In the Reynolds ruling, the Lords suggested a list of at least 10 factors that should be taken into account to determine whether journalists and editors acted responsibly, including: the seriousness of the allegation; the nature of the information, and the extent to which the subject matter is a matter of public concern; the source of the information; the steps taken to
verify the information; the urgency of the matter; whether comment was
sought from the claimant or whether the article contained the gist of the
claimant’s side of the story; and the tone of the article.
In short, the price of broadening ‘qualified privilege’ is to submit editorial judgements to judicial scrutiny. Newspapers should have the right to publish abusive articles about politicians and celebrities – who, after all, are at the centre of public life, and who have recourse, more than anybody else, publicly to dispute unfair allegations made against them. When it is left to judges to make decisions about the ‘social and moral duty’ of the media, and to balance the interests of freedom of speech and the protection of reputation, democracy will inevitably suffer.
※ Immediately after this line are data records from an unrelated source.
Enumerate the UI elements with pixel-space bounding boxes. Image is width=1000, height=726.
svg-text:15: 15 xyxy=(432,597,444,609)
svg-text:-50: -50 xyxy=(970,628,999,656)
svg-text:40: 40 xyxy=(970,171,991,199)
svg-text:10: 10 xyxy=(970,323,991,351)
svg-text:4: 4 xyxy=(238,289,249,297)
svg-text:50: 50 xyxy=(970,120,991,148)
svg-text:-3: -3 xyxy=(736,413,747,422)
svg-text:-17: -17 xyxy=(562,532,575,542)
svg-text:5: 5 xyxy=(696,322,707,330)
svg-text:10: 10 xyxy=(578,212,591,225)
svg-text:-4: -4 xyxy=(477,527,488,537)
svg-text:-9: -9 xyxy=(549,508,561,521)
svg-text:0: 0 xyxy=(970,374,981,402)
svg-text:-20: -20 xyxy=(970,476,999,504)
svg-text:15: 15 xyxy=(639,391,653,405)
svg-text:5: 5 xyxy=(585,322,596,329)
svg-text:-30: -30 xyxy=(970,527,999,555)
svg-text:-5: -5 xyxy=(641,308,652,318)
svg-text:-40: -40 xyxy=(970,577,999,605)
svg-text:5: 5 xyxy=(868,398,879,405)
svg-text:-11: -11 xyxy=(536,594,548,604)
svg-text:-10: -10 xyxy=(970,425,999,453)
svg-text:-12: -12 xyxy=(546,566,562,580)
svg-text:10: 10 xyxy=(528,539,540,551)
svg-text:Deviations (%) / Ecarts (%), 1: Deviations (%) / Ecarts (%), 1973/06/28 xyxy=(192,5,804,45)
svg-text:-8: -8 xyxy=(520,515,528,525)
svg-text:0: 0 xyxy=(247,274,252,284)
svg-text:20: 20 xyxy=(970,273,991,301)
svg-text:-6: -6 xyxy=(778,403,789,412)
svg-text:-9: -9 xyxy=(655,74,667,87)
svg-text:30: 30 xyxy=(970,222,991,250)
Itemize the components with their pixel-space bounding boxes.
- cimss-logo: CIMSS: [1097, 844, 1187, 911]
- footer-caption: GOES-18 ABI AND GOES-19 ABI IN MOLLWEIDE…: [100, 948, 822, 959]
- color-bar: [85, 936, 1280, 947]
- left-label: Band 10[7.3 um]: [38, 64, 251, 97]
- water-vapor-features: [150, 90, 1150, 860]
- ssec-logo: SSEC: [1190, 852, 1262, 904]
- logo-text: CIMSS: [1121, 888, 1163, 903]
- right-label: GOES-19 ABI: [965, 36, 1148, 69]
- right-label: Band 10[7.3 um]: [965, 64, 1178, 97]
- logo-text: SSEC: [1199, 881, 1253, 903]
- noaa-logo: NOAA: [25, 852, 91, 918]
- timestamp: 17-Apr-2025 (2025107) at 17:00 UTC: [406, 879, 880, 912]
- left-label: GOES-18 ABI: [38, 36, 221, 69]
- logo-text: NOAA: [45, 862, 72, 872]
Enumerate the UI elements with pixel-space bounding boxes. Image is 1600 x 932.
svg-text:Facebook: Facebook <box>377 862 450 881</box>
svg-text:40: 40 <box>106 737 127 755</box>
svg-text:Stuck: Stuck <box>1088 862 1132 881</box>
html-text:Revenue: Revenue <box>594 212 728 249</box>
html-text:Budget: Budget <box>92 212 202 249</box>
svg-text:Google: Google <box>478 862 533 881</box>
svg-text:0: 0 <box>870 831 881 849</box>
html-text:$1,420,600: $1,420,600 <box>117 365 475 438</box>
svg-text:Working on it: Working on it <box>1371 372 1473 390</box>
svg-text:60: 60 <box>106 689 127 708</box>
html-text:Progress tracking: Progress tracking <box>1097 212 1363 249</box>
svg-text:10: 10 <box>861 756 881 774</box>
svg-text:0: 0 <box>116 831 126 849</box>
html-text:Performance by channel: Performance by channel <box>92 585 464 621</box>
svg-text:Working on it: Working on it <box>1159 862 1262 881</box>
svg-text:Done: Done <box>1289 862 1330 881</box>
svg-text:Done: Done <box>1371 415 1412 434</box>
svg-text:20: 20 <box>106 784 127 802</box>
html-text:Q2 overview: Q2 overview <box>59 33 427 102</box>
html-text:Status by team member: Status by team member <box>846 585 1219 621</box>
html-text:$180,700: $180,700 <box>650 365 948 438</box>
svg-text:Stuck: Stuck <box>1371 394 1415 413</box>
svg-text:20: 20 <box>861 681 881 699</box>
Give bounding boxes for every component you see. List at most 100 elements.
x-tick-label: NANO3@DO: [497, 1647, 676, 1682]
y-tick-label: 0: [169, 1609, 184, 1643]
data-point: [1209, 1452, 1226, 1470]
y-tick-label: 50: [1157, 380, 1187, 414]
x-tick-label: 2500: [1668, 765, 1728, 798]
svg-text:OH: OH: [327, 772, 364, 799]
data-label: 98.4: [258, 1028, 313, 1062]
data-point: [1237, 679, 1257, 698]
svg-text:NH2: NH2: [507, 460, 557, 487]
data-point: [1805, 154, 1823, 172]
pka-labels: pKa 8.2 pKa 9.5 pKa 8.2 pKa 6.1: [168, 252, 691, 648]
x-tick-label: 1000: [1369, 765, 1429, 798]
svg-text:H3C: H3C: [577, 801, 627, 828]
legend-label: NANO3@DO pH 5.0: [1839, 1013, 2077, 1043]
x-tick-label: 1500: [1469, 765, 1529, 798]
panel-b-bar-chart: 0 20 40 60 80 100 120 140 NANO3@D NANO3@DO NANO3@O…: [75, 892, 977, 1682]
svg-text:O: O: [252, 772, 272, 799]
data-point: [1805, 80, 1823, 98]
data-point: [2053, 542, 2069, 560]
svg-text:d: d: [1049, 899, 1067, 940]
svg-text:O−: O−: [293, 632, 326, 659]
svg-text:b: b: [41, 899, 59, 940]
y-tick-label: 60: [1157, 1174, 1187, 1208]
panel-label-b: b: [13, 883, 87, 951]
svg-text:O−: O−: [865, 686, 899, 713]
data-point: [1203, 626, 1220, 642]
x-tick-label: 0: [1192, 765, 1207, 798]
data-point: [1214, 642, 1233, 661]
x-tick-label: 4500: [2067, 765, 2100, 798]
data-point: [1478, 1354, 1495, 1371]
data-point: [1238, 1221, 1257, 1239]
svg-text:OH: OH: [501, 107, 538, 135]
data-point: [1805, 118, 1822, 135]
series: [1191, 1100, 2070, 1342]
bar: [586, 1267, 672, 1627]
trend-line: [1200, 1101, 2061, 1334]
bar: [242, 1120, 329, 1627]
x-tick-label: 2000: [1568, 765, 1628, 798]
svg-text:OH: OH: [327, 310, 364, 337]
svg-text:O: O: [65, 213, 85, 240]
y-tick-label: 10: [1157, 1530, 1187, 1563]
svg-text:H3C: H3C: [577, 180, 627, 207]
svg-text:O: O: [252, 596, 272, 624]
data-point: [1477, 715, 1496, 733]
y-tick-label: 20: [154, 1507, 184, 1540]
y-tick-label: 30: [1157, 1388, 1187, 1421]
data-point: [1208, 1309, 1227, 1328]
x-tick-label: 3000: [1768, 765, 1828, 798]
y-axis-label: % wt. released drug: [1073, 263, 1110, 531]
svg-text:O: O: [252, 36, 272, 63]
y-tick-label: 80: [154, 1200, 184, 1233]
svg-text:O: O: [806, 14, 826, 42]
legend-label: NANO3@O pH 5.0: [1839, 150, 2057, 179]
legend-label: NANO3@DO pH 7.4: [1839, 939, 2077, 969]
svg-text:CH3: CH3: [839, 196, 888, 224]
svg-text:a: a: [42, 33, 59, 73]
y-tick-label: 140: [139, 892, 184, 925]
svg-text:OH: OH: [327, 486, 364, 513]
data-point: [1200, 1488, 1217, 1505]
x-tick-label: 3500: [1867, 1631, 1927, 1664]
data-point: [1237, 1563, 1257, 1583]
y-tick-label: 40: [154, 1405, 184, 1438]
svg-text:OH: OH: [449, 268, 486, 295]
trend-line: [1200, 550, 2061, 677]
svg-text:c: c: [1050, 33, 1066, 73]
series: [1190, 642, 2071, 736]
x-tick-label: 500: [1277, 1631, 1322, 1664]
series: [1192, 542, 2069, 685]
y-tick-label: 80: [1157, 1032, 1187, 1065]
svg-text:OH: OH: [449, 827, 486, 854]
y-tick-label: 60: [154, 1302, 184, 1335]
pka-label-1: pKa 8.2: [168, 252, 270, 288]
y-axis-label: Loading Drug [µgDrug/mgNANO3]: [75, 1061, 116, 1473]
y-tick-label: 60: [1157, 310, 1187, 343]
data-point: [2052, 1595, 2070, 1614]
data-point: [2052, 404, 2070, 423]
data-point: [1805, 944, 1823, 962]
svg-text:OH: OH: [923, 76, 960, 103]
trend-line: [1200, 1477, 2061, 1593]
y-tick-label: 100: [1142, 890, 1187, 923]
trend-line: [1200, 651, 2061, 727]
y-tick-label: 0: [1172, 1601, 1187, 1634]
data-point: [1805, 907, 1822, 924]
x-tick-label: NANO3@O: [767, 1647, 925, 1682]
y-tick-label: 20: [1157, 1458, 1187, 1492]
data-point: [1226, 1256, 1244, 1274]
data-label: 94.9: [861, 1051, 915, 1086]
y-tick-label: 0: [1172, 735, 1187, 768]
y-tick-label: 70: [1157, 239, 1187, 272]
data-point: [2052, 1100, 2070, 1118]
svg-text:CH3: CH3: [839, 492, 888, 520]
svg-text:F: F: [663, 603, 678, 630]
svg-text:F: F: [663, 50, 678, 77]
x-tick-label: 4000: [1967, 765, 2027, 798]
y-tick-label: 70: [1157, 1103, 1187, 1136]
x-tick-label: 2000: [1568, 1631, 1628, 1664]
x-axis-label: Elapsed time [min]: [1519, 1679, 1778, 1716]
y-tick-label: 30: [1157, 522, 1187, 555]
In practice, safeguarding a person’s reputation invariably outweighs the right to publish.
It is almost impossible for editors to know at the time of publication whether a particular story is likely to be protected or not, and this seriously damages the open exchange of ideas.
Some may argue that a law curtailing the freedom to publish titillating revelations about the allegedly sordid sex lives of politicians is not much of a threat to free speech. Of course, it would not be much of a loss to society if the claims about what went on between Sheridan and various women – including in Cupid’s, the swingers club in Manchester – were never published.
But the problem with libel law is that it has a chilling effect on the whole of the media. The law does not only affect those journalists, broadcasters, editors and publishers who are faced with libel writs. If authors, editors or publishers have the smallest inkling that the truth of a proposition cannot be proven in court (even when made in good faith), the knowledge that they will have a less than a one-in-five chance of success in a libel trial means the story is most likely to be dropped.
No matter how we try to tinker with the law, it will continue to have a chilling effect on free speech.